Walter Mathis and now, the National Historic Trust, operate the site, Villa Finale in San Antonio’s King William Historic District. For both local history and European artifacts, culture and art, the house is worth an afternoon tour. Read more about San Diego fence
With much oral history, facts are scarce.
The land that Villa Finale sits on was part of an original Spanish land grant to the Canary Island pioneers. In the not too distant history, the land was arable agrarian land for The Alamo. The Mission de Bexar. Yes, that Alamo.
The street that runs a few blocks east of Villa Finale is South Alamo. Runs in front of The Alamo, then follows a course that runs north-south, then east-west, then turns north-south again. The local joke is that cattle paths were used to choose streets. In this case, though, it was a waterway. The strange twists and turns of the local topography was dictated water sources, both natural and manmade.
Walter Mathis would trace part of his family lineage back to the Canary Island pioneers, proving that Villa Finale was destiny.
Standing in the front, looking at the house itself, the style is mid-1850 Italianate. The stylized front porch and tower were not added until the decade between 1895 and 1905.
The fun part, for me, I heard two different salaried curators claim the house was built in 1863 and 1873, and from the material, the accepted date was 1873, built by an Englishman named Norton. It was four square, just 4 rooms with a fireplace in each room, the typical quarried limestone with an unfinished surface. Mr. Norton had the front door shipped over from England, intact, a huge, carved door frame and door, with an imposing look. In a neighborhood that was largely – named King William – mercantile German class, he was the solo English holdout.
Norton lost the house to foreclosure, and it changed hands two more times, with the last family in the 1890s not leaving without a fight.
During that time, the back section of the house, a large kitchen and cellar, was added.
And we haven’t even stepped inside yet.
There are two magnificent lions flanking the front walk. Walter Mathis was a Leo, but no, those were Victorian affectations, as were two ceremonial cannons. Mr. Mathis told tales about the early days when the neighborhood was rough, he would wake to find his cannons dragged across the yard, resting against the fence, as they were really too heavy to lift over.
Standing in the front yard, on the front walk, it is near-impossible to imagine that it was a seedy, or “bad,” neighborhood. One of my clients, grew up maybe two miles south, as he was growing up, he was admonished to “Stay out of trouble, stay out of King William!” Looking a the stately trees and elegant mansions, it’s hard to believe.
San Antonio has two primary industries, military and hospitality. At the end of World War One, the name for the district was changed, the King Wilhelm was none too popular. Returning troops were frequently billeted in the grand mansions, and Villa Finale itself was cut up into 8 apartments.
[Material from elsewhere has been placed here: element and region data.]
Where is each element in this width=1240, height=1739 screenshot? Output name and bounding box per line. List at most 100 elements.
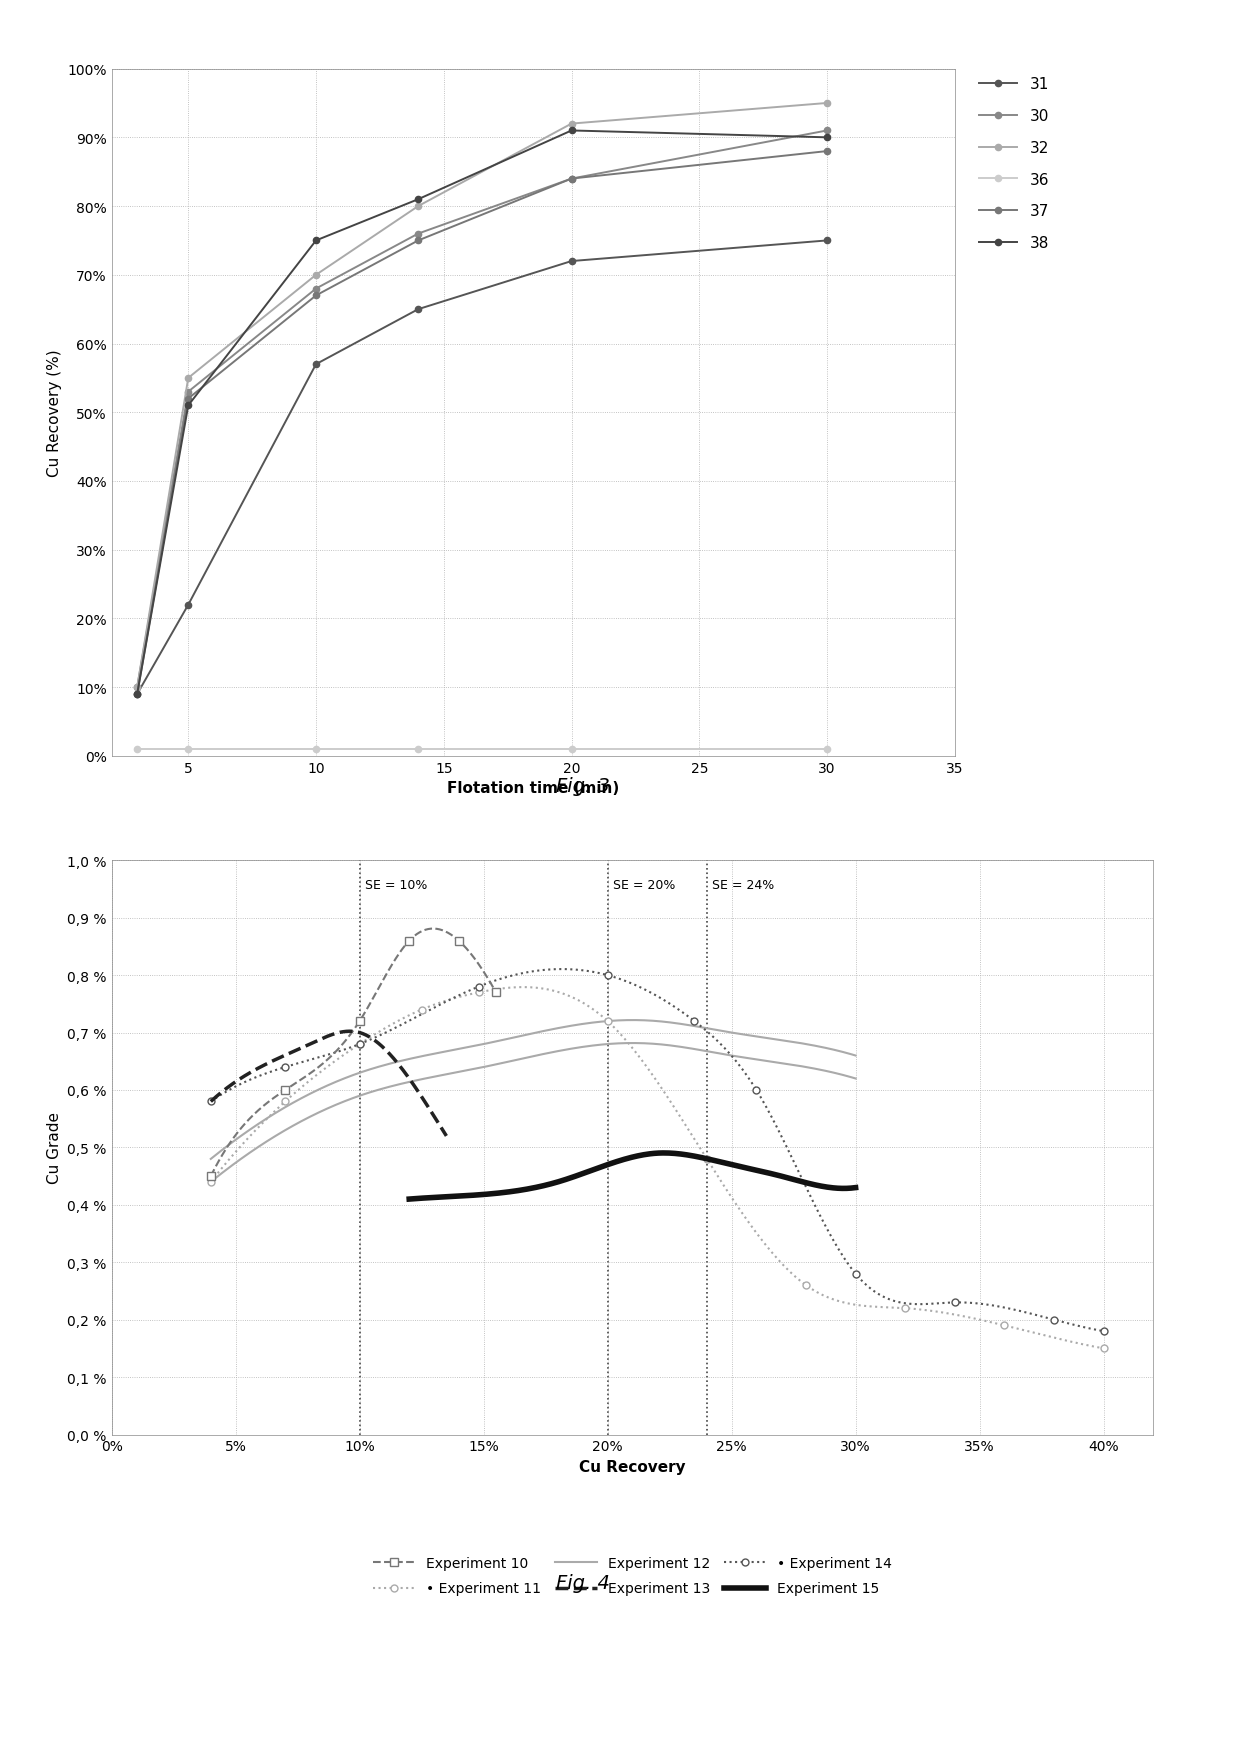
Experiment 10: [372, 976, 387, 996]
Legend: 31, 30, 32, 36, 37, 38: 31, 30, 32, 36, 37, 38: [980, 77, 1049, 250]
Experiment 11: [959, 1306, 973, 1327]
X-axis label: Flotation time (min): Flotation time (min): [448, 781, 619, 796]
Experiment 10: [203, 1165, 218, 1186]
Experiment 12: [585, 1012, 600, 1033]
Text: SE = 24%: SE = 24%: [712, 878, 774, 890]
Experiment 14: [738, 1063, 753, 1083]
36: [181, 739, 196, 760]
Experiment 13: [342, 1021, 357, 1042]
Line: 31: 31: [134, 238, 830, 697]
Experiment 12: [203, 1149, 218, 1170]
Experiment 13: [205, 1090, 219, 1111]
38: [564, 122, 579, 143]
Experiment 13: [345, 1021, 360, 1042]
Text: SE = 10%: SE = 10%: [365, 878, 427, 890]
Experiment 12: [848, 1045, 863, 1066]
Experiment 11: [1016, 1320, 1030, 1341]
Experiment 12: [588, 1012, 603, 1033]
Experiment 13: [348, 1023, 363, 1043]
37: [130, 683, 145, 704]
Experiment 11: [753, 1228, 768, 1249]
Experiment 15: [667, 1143, 682, 1163]
30: [820, 122, 835, 143]
Line: Experiment 14: Experiment 14: [211, 970, 1104, 1332]
Experiment 11: [738, 1207, 753, 1228]
31: [410, 299, 425, 320]
30: [564, 169, 579, 190]
Line: 38: 38: [134, 129, 830, 697]
Experiment 10: [373, 974, 388, 995]
Experiment 14: [203, 1092, 218, 1113]
38: [130, 683, 145, 704]
Experiment 10: [378, 965, 393, 986]
37: [410, 231, 425, 252]
31: [309, 355, 324, 376]
Experiment 11: [1096, 1339, 1111, 1360]
36: [564, 739, 579, 760]
Experiment 10: [445, 925, 460, 946]
Experiment 15: [807, 1176, 822, 1196]
Experiment 13: [403, 1069, 418, 1090]
32: [309, 266, 324, 287]
38: [410, 190, 425, 210]
31: [181, 595, 196, 616]
X-axis label: Cu Recovery: Cu Recovery: [579, 1459, 686, 1475]
Experiment 13: [418, 1092, 433, 1113]
Line: Experiment 11: Experiment 11: [211, 988, 1104, 1349]
Experiment 10: [489, 983, 503, 1003]
Y-axis label: Cu Grade: Cu Grade: [47, 1111, 62, 1184]
Text: Fig. 4: Fig. 4: [556, 1574, 610, 1591]
Line: 36: 36: [134, 746, 830, 753]
Experiment 11: [203, 1172, 218, 1193]
Experiment 12: [749, 1026, 764, 1047]
36: [820, 739, 835, 760]
Line: Experiment 15: Experiment 15: [409, 1153, 856, 1200]
32: [820, 94, 835, 115]
Experiment 12: [790, 1033, 805, 1054]
Line: Experiment 12: Experiment 12: [211, 1021, 856, 1160]
Experiment 15: [848, 1177, 863, 1198]
Experiment 14: [735, 1059, 750, 1080]
32: [130, 678, 145, 699]
Y-axis label: Cu Recovery (%): Cu Recovery (%): [47, 350, 62, 476]
Line: Experiment 10: Experiment 10: [211, 929, 496, 1176]
37: [820, 141, 835, 162]
Experiment 15: [402, 1189, 417, 1210]
37: [564, 169, 579, 190]
31: [820, 231, 835, 252]
32: [181, 369, 196, 390]
Experiment 10: [205, 1163, 219, 1184]
Experiment 15: [677, 1144, 692, 1165]
38: [309, 231, 324, 252]
37: [181, 390, 196, 410]
38: [181, 396, 196, 417]
Line: 30: 30: [134, 129, 830, 690]
36: [130, 739, 145, 760]
Line: Experiment 13: Experiment 13: [211, 1031, 446, 1136]
Experiment 15: [780, 1167, 795, 1188]
30: [181, 383, 196, 403]
30: [130, 678, 145, 699]
32: [564, 115, 579, 136]
Experiment 11: [517, 977, 532, 998]
Experiment 15: [403, 1189, 418, 1210]
31: [564, 252, 579, 273]
Experiment 11: [735, 1203, 750, 1224]
Experiment 11: [206, 1169, 221, 1189]
Experiment 14: [206, 1089, 221, 1109]
38: [820, 129, 835, 150]
Experiment 10: [425, 918, 440, 939]
Experiment 15: [657, 1143, 672, 1163]
30: [410, 224, 425, 245]
Experiment 12: [626, 1010, 641, 1031]
Legend: Experiment 10, • Experiment 11, Experiment 12, Experiment 13, • Experiment 14, E: Experiment 10, • Experiment 11, Experime…: [373, 1556, 892, 1595]
30: [309, 278, 324, 299]
Text: Fig. 3: Fig. 3: [556, 777, 610, 795]
Experiment 12: [598, 1012, 613, 1033]
Experiment 14: [753, 1087, 768, 1108]
Experiment 12: [206, 1148, 221, 1169]
31: [130, 683, 145, 704]
Experiment 14: [1096, 1322, 1111, 1343]
Experiment 13: [439, 1125, 454, 1146]
Experiment 10: [463, 943, 477, 963]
By the early 1960s, the neighborhood was in a sad state. In the ensuing interval, facts are sketchy, but Villa Finale had been a bawdy house, an illicit casino, a speakeasy, and a bordello. Walter Mathis denied the bordello to his dying day, but I heard it from a sweet little old lady in the neighborhood. She was instructed never to walk on that side of the street – her parents were afraid she would be pressed into service.
In the mid-sixties, Mr. Mathis could tell his then-current home was in the path of the city’s first big freeway project, 281. He moved his nascent arts and architecture collection into storage and began searching for a new home. The ‘Villa Finale’ name was chosen because he wanted it to be his last home. It was.
He bought the place in 1967, starting renovations immediately, but he lived downtown in a hotel until partway through the project.
The “Fire & Casualty” insurance companies often did plats of the land. In one from 1894, Villa Finale had no porch and no tower, while both did show up in the 1905 plat. The porch and tower were added were added in the interim, but not enough data surveys to be more exact. The insurance companies did the plats so there was a map for ingress for the volunteer fire departments, in the event of fire.
At the front porch, the Norton entrance is marveled, then guests are instructed to pull on booties, durable yet protective slippers to help preserve what Walter Mathis built. The ceiling on the front porch is painted sky blue, and while it is patent folklore, the reason is to keep the mosquitoes away. Allegedly.
The entrance, the hall and entrance is marked by an overwhelming amount of art. It was his wish that everything be left where he placed it. There are over 12,000 objects in the collection. For the last few years of his life, a National Historic Trust person acted as a personal curator and carefully noted most of the tales associated with the various collections.